頭をひとつ振って、やれやれと軽くため息をつく。
「……あなた、すべてをポジティブに変換するのね……」
すると、ソラソラは踊るようにくるりとターンしながら、「あっ、そうだ!」と思い出したように指さした。
「ねえねえ! みんなの名前も教えてよ! せっかく、今日から仲良くなるんだしっ♪」
私たちは顔を見合わせる。ソラソラのテンションに気圧されつつ、順に自己紹介を始めた。
「私の名前はミレミ。ま、とりあえずはよろしくと言っておくわ」
「シドファッス! よろしくッス!」
「……ラミシーです。よろしくお願いします……」
「ふむふむ。ミレちん、シドちん、ラミちん……っと!」
「…………ちん?」
思わず聞き返してしまった。今、妙な接尾語がつかなかった?
「そうだよーっ♪ "ちん"をつけると、一気に仲良くなった気がするでしょ? これぞ、ソラソラちゃん流のフレンドシップ術、なんてねっ☆ ほら、かわいくて、親しみやすいでしょ?」
「"ちん"て……どこから出てきたのよ、それ……」
「んんっ? ん~……ふぃーりんぐ? みんなのこと、もっと仲良しっぽく呼びたいんだもんっ!」
ソラソラが楽しげに語る中、突然シドファが真顔で声を上げた。
「待ってくださいッス!」
「……なによ、どうしたのよ」
「じゃあ……たとえばッスよ? "チンベルド"……って名前の人は、どう呼ぶんスか?」
私はシドファの質問の意図を一瞬で理解し、そして凍りついた。
「……シドファ、あなたねえ……くだらないこと言ってんじゃないわよっ!」
「へっ? それだとぉ~……名前の最初に"チン"がつくからぁ~……チンち――」
「あなたも言わなくていいのッ!!」
ソラソラは、まるで気にする様子もなく、ポジティブ笑顔を振りまいていた。
――私は話題をそらすように、彼女に改めて問いかける。
「……で。あなたは結局ここには何の用で来たわけ?」
するとソラソラは胸を張り、くるりとステップを踏む。それは踊り子らしい軽やかさと、不思議な説得力を併せ持っていた。
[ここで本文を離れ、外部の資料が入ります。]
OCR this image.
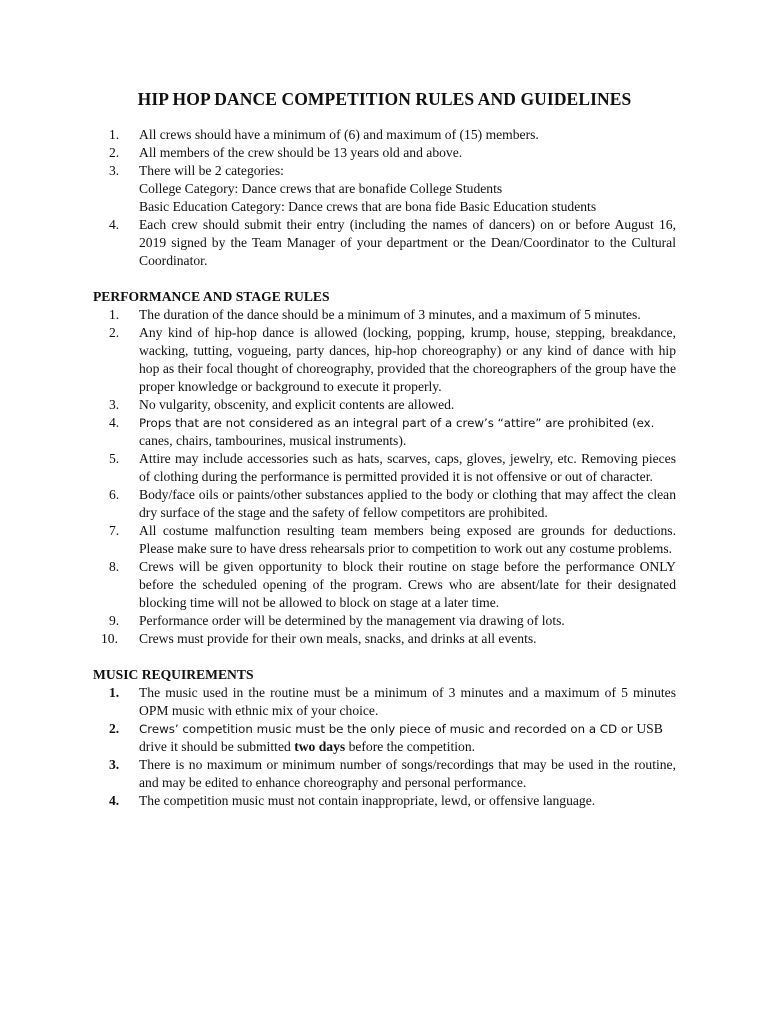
HIP HOP DANCE COMPETITION RULES AND GUIDELINES
1.	All crews should have a minimum of (6) and maximum of (15) members.
2.	All members of the crew should be 13 years old and above.
3.	There will be 2 categories:
College Category: Dance crews that are bonafide College Students
Basic Education Category: Dance crews that are bona fide Basic Education students
4.	Each crew should submit their entry (including the names of dancers) on or before August 16, 2019 signed by the Team Manager of your department or the Dean/Coordinator to the Cultural Coordinator.
PERFORMANCE AND STAGE RULES
1.	The duration of the dance should be a minimum of 3 minutes, and a maximum of 5 minutes.
2.	Any kind of hip-hop dance is allowed (locking, popping, krump, house, stepping, breakdance, wacking, tutting, vogueing, party dances, hip-hop choreography) or any kind of dance with hip hop as their focal thought of choreography, provided that the choreographers of the group have the proper knowledge or background to execute it properly.
3.	No vulgarity, obscenity, and explicit contents are allowed.
4.	Props that are not considered as an integral part of a crew’s “attire” are prohibited (ex. canes, chairs, tambourines, musical instruments).
5.	Attire may include accessories such as hats, scarves, caps, gloves, jewelry, etc. Removing pieces of clothing during the performance is permitted provided it is not offensive or out of character.
6.	Body/face oils or paints/other substances applied to the body or clothing that may affect the clean dry surface of the stage and the safety of fellow competitors are prohibited.
7.	All costume malfunction resulting team members being exposed are grounds for deductions. Please make sure to have dress rehearsals prior to competition to work out any costume problems.
8.	Crews will be given opportunity to block their routine on stage before the performance ONLY before the scheduled opening of the program. Crews who are absent/late for their designated blocking time will not be allowed to block on stage at a later time.
9.	Performance order will be determined by the management via drawing of lots.
10.	Crews must provide for their own meals, snacks, and drinks at all events.
MUSIC REQUIREMENTS
1.	The music used in the routine must be a minimum of 3 minutes and a maximum of 5 minutes OPM music with ethnic mix of your choice.
2.	Crews’ competition music must be the only piece of music and recorded on a CD or USB drive it should be submitted two days before the competition.
3.	There is no maximum or minimum number of songs/recordings that may be used in the routine, and may be edited to enhance choreography and personal performance.
4.	The competition music must not contain inappropriate, lewd, or offensive language.
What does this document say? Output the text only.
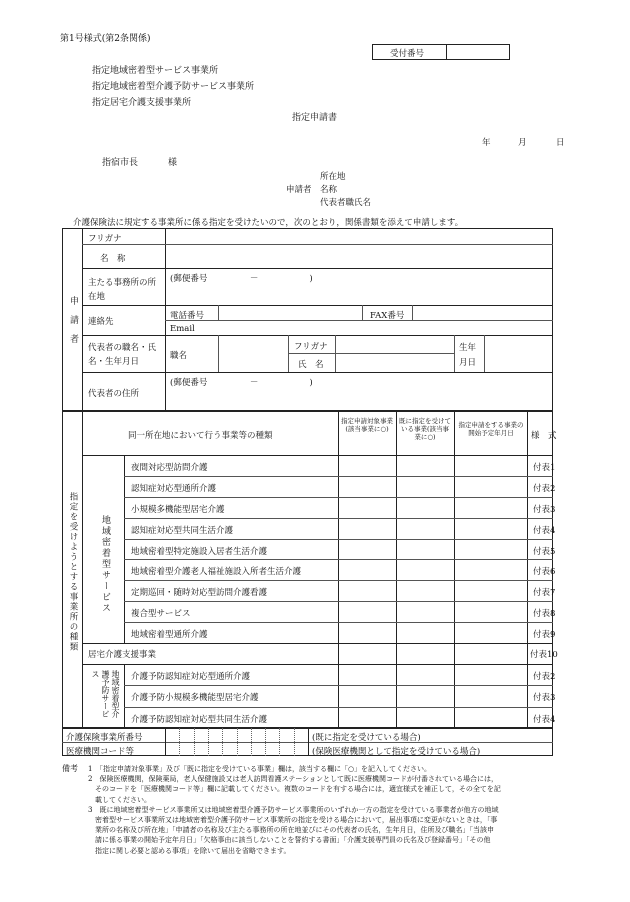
第1号様式(第2条関係)
受付番号
指定地域密着型サービス事業所
指定地域密着型介護予防サービス事業所
指定居宅介護支援事業所
指定申請書
年	月	日
指宿市長	様
所在地
申請者 名称
代表者職氏名
介護保険法に規定する事業所に係る指定を受けたいので，次のとおり，関係書類を添えて申請します。
申請者
フリガナ
名　称
主たる事務所の所在地
(郵便番号　　　　　－　　　　　　)
連絡先
電話番号	FAX番号
Email
代表者の職名・氏名・生年月日
職名
フリガナ
氏　名
生年月日
代表者の住所
(郵便番号　　　　　－　　　　　　)
指定を受けようとする事業所の種類
同一所在地において行う事業等の種類
指定申請対象事業(該当事業に○)
既に指定を受けている事業(該当事業に○)
指定申請をする事業の開始予定年月日	様　式
地域密着型サービス
夜間対応型訪問介護	付表1
認知症対応型通所介護	付表2
小規模多機能型居宅介護	付表3
認知症対応型共同生活介護	付表4
地域密着型特定施設入居者生活介護	付表5
地域密着型介護老人福祉施設入所者生活介護	付表6
定期巡回・随時対応型訪問介護看護	付表7
複合型サービス	付表8
地域密着型通所介護	付表9
居宅介護支援事業	付表10
地域密着型介護予防サービス	介護予防認知症対応型通所介護	付表2
介護予防小規模多機能型居宅介護	付表3
介護予防認知症対応型共同生活介護	付表4
介護保険事業所番号	(既に指定を受けている場合)
医療機関コード等	(保険医療機関として指定を受けている場合)
備考 1　「指定申請対象事業」及び「既に指定を受けている事業」欄は，該当する欄に「○」を記入してください。
2　保険医療機関，保険薬局，老人保健施設又は老人訪問看護ステーションとして既に医療機関コードが付番されている場合には，
　そのコードを「医療機関コード等」欄に記載してください。複数のコードを有する場合には，適宜様式を補正して，その全てを記
　載してください。
3　既に地域密着型サービス事業所又は地域密着型介護予防サービス事業所のいずれか一方の指定を受けている事業者が他方の地域
　密着型サービス事業所又は地域密着型介護予防サービス事業所の指定を受ける場合において，届出事項に変更がないときは，「事
　業所の名称及び所在地」「申請者の名称及び主たる事務所の所在地並びにその代表者の氏名，生年月日，住所及び職名」「当該申
　請に係る事業の開始予定年月日」「欠格事由に該当しないことを誓約する書面」「介護支援専門員の氏名及び登録番号」「その他
　指定に関し必要と認める事項」を除いて届出を省略できます。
「踊り子ってね、実は癒しの力も持ってるの。いわばヒーラーの一種なんだよっ! だから、ヒーラーだらけのこのパーティのウワサを聞いて、興味がわいちゃって☆」
「……言っておくけど、別に、ヒーラーだけを集めてるつもりはないわよ? ただ、勝手にこうなっただけで……」
むしろ、これ以上に増えてしまっては、たまったもんじゃない……。
「ヒーラーだけって、すっごく可愛いと思うんだよー! ふわふわしてて、優しくて、癒しオーラがあって……まさに天使って感じ? だからね、ソラソラちゃんにぴったりだと思ってねっ♪」
するとソラソラは、何やら目を輝かせて声を張り上げた。
「それにっ! こんなに可愛いヒーラーばっかりなら、パーティ名もきっと可愛いんじゃないー? ね、ねっ、教えて教えて!」
瞳をきらきらさせて見上げるソラソラに、ふと口をつぐむ。
――そういえば。
私はどう答えていいか分からなかった――というのも、まだ決まっていなかったから。
「……そういえば、パーティ名なんて考えたこともなかったわね……」
他の二人も「言われてみれば」といった顔で頷く。
そんな私たちの様子を見て、ソラソラは大げさに身ぶり手ぶりしながら声を上げる。
「えーっ!? そんなのもったいないよー! よーし、それなら今ここで決めちゃおっか! みんなが心をひとつにすれば、絶対、ぜぇーったい同じパーティ名が浮かぶと思うんだよ! 試しに、いっせいに言ってみよ?」
「いやいや、心をひとつにとか言われても――」
と私が言い終わるより先に、ソラソラは勢いよくカウントを始める。
「さん! にっ! いち――」
「――えっ、えっ! もう!?」
私はシドファ、ラミシーと視線を合わせて、慌てて息を合わせた。